Contrary to the impression in New Delhi, in 2022 one Kashmiri Pandit was killed, not more, and officially, none has migrated, said a senior police officer dealing with security of more than 4,000 Pandit colonies spread across the valley. However, some Pandits have left the valley temporarily, demanding transfer of their jobs to Jammu.
In fact, out of 19 civilian killings in 2022, 13 are of Kashmiri Muslims. But unfortunately, that’s not making headlines. While Kashmiri Pandit Rahul Bhat’s killing shook the media in New Delhi, local administration underplayed the killing of Rajni Bala, the teacher who was shot in head on 31 May at the government school in Gopalpora, Kulgam. She was appointed under the SC/ST inter-district recruitment scheme.
The police who investigated her killing believes she was targeted because she was a Dalit from Samba district of Jammu but serving in Kulgam in Kashmir valley.

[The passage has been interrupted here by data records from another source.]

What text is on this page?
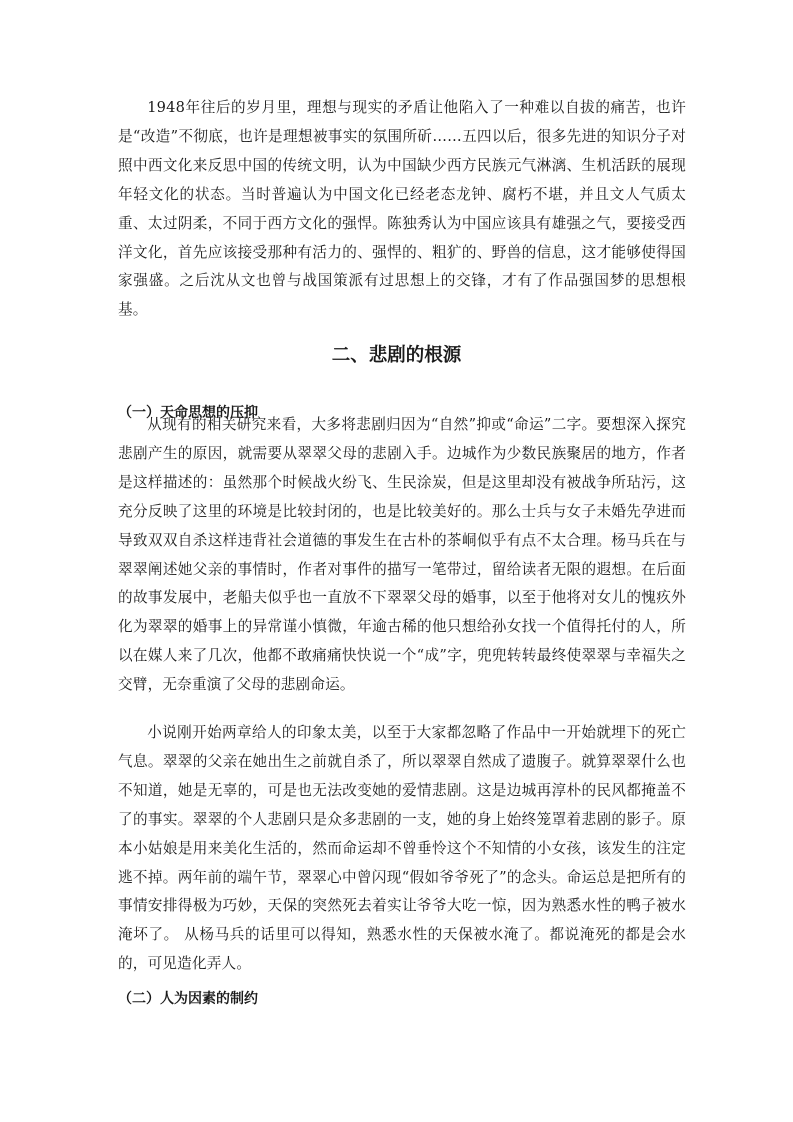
1948年往后的岁月里，理想与现实的矛盾让他陷入了一种难以自拔的痛苦，也许是“改造”不彻底，也许是理想被事实的氛围所斫……五四以后，很多先进的知识分子对照中西文化来反思中国的传统文明，认为中国缺少西方民族元气淋漓、生机活跃的展现年轻文化的状态。当时普遍认为中国文化已经老态龙钟、腐朽不堪，并且文人气质太重、太过阴柔，不同于西方文化的强悍。陈独秀认为中国应该具有雄强之气，要接受西洋文化，首先应该接受那种有活力的、强悍的、粗犷的、野兽的信息，这才能够使得国家强盛。之后沈从文也曾与战国策派有过思想上的交锋，才有了作品强国梦的思想根基。

二、悲剧的根源
（一）天命思想的压抑

从现有的相关研究来看，大多将悲剧归因为“自然”抑或“命运”二字。要想深入探究悲剧产生的原因，就需要从翠翠父母的悲剧入手。边城作为少数民族聚居的地方，作者是这样描述的：虽然那个时候战火纷飞、生民涂炭，但是这里却没有被战争所玷污，这充分反映了这里的环境是比较封闭的，也是比较美好的。那么士兵与女子未婚先孕进而导致双双自杀这样违背社会道德的事发生在古朴的茶峒似乎有点不太合理。杨马兵在与翠翠阐述她父亲的事情时，作者对事件的描写一笔带过，留给读者无限的遐想。在后面的故事发展中，老船夫似乎也一直放不下翠翠父母的婚事，以至于他将对女儿的愧疚外化为翠翠的婚事上的异常谨小慎微，年逾古稀的他只想给孙女找一个值得托付的人，所以在媒人来了几次，他都不敢痛痛快快说一个“成”字，兜兜转转最终使翠翠与幸福失之交臂，无奈重演了父母的悲剧命运。

小说刚开始两章给人的印象太美，以至于大家都忽略了作品中一开始就埋下的死亡气息。翠翠的父亲在她出生之前就自杀了，所以翠翠自然成了遗腹子。就算翠翠什么也不知道，她是无辜的，可是也无法改变她的爱情悲剧。这是边城再淳朴的民风都掩盖不了的事实。翠翠的个人悲剧只是众多悲剧的一支，她的身上始终笼罩着悲剧的影子。原本小姑娘是用来美化生活的，然而命运却不曾垂怜这个不知情的小女孩，该发生的注定逃不掉。两年前的端午节，翠翠心中曾闪现“假如爷爷死了”的念头。命运总是把所有的事情安排得极为巧妙，天保的突然死去着实让爷爷大吃一惊，因为熟悉水性的鸭子被水淹坏了。 从杨马兵的话里可以得知，熟悉水性的天保被水淹了。都说淹死的都是会水的，可见造化弄人。

（二）人为因素的制约
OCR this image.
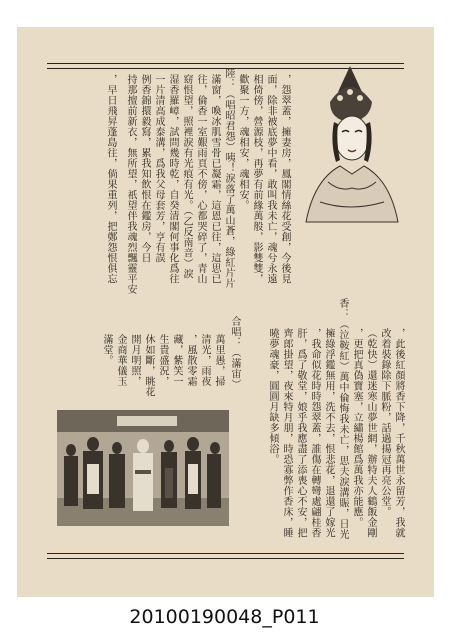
，怨翠蓋，擁妻房，鳳閣情絲花受創，今後見
面，除非被底夢中看，敢叫我未亡，魂兮永遠
相倚傍，營源枝，再夢有前緣萬般，影雙雙，
歡聚一方，魂相安，魂相安。
陸：（唱昭君怨）咦！淚落了萬山蒼，綠紅片片
滿窗，喚冰肌雪骨已凝霜，這恩已往，這思已
往，倫香一室艱雨頁不傍，心都哭碎了，青山
窈恨望，照裡淚有光痕有光。（乙反南音）淚
湿香羅嶂，試問幾時乾，自癸清閣何事化爲往
一片清高成泰溝，爲我父母套芳，亨有誤
例香錦擐毅寫，累我知飲恨在鑑房，今日
持那擅前新衣，無所望，祇望伴我魂烈飄靈平安
，早日飛昇蓬島往，倘果重列，把鄭怨恨俱忘
，此後紅顏將香下降，千秋萬世永留芳，我就
改着裝錄除下脈粉，話過揚冠再亮公堂。
（乾快）還迷寒山夢世網，辦特夫人鶴飯金剛
，更把真偽寶塞，立繡楊館爲萬我亦能應。
香：（泣鞍紅）萬中倫悔我未亡，思夫淚溝賑，日光
擁綠浮鑑無用，洗不去，恨悲花，退還了嫁光
，我命似花時時怨翠蓋，誰傷在轉彎處翩桂香
肝，爲了敬堂，娘乎我應盡了添喪心不安，把
齊郎掛望，夜來特月朋，時恐寡弊作香床，睡
曉夢魂豪，圓圓月缺多傾浴。
合唱：（滿宙）
萬里愚，掃
清光，雨夜
，風散零霜
藏，紫笑一
生貴盛況，
休如斷，眺花
開月明照，
金商華儀玉
滿堂。
20100190048_P011
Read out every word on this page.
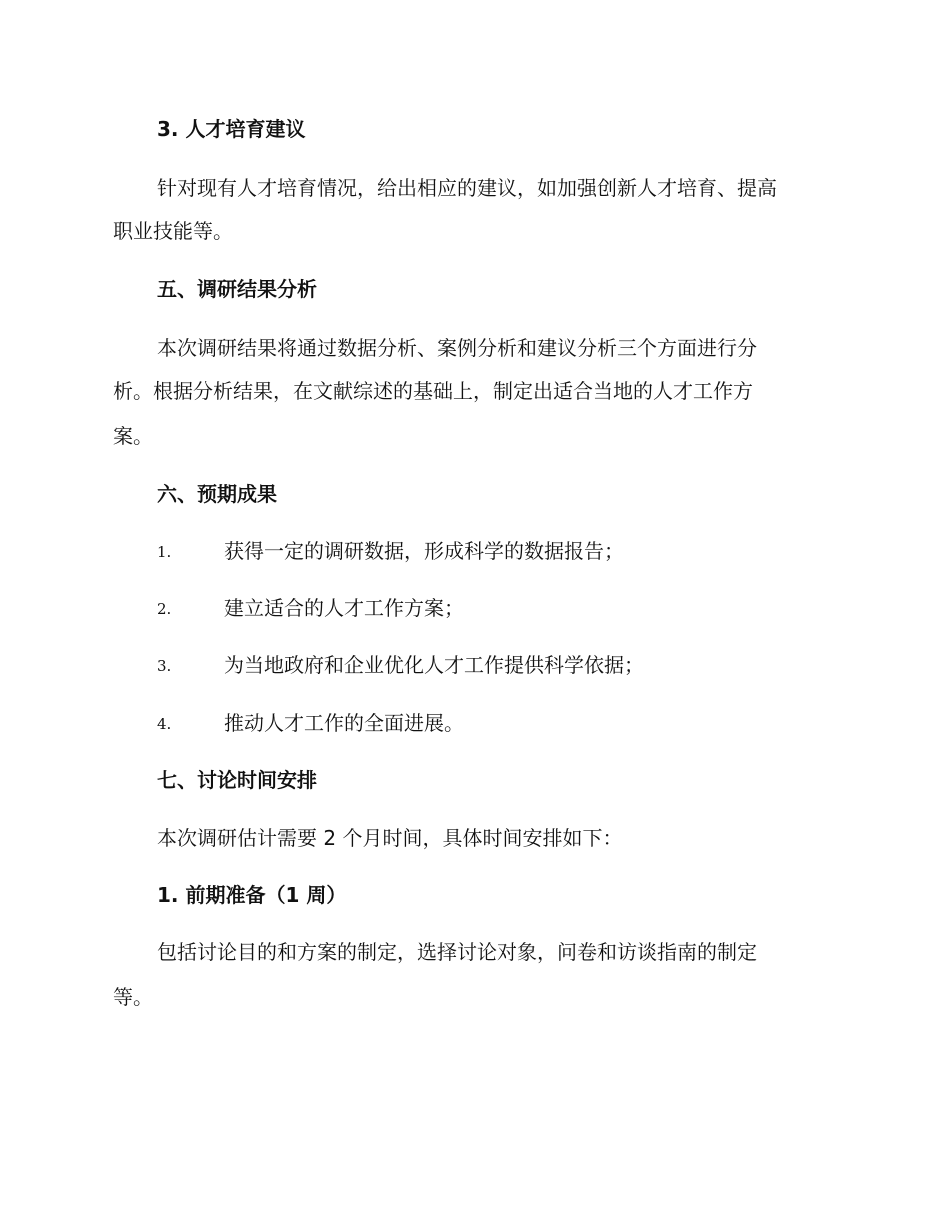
3. 人才培育建议
针对现有人才培育情况，给出相应的建议，如加强创新人才培育、提高
职业技能等。
五、调研结果分析
本次调研结果将通过数据分析、案例分析和建议分析三个方面进行分
析。根据分析结果，在文献综述的基础上，制定出适合当地的人才工作方
案。
六、预期成果
1.	获得一定的调研数据，形成科学的数据报告；
2.	建立适合的人才工作方案；
3.	为当地政府和企业优化人才工作提供科学依据；
4.	推动人才工作的全面进展。
七、讨论时间安排
本次调研估计需要 2 个月时间，具体时间安排如下：
1. 前期准备（1 周）
包括讨论目的和方案的制定，选择讨论对象，问卷和访谈指南的制定
等。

Since 2019, around 106 central laws are in application all over J&K. In Kashmir, with help of central funds, hundreds of small and big development projects are underway. But the benefits of abrogation of Article 370 haven’t been taken to the next level in absence of political activities.
In absence of the MLAs in districts and an active state assembly, the local flavour of politics is missing. Corruption levels in administration have gone up extraordinarily, spreading discontent. If the Centre doesn’t act swiftly to address these issues, it will only further strengthen Pakistan and Turkey’s joint efforts.
Sheela Bhatt is a Delhi-based senior journalist. Views are personal.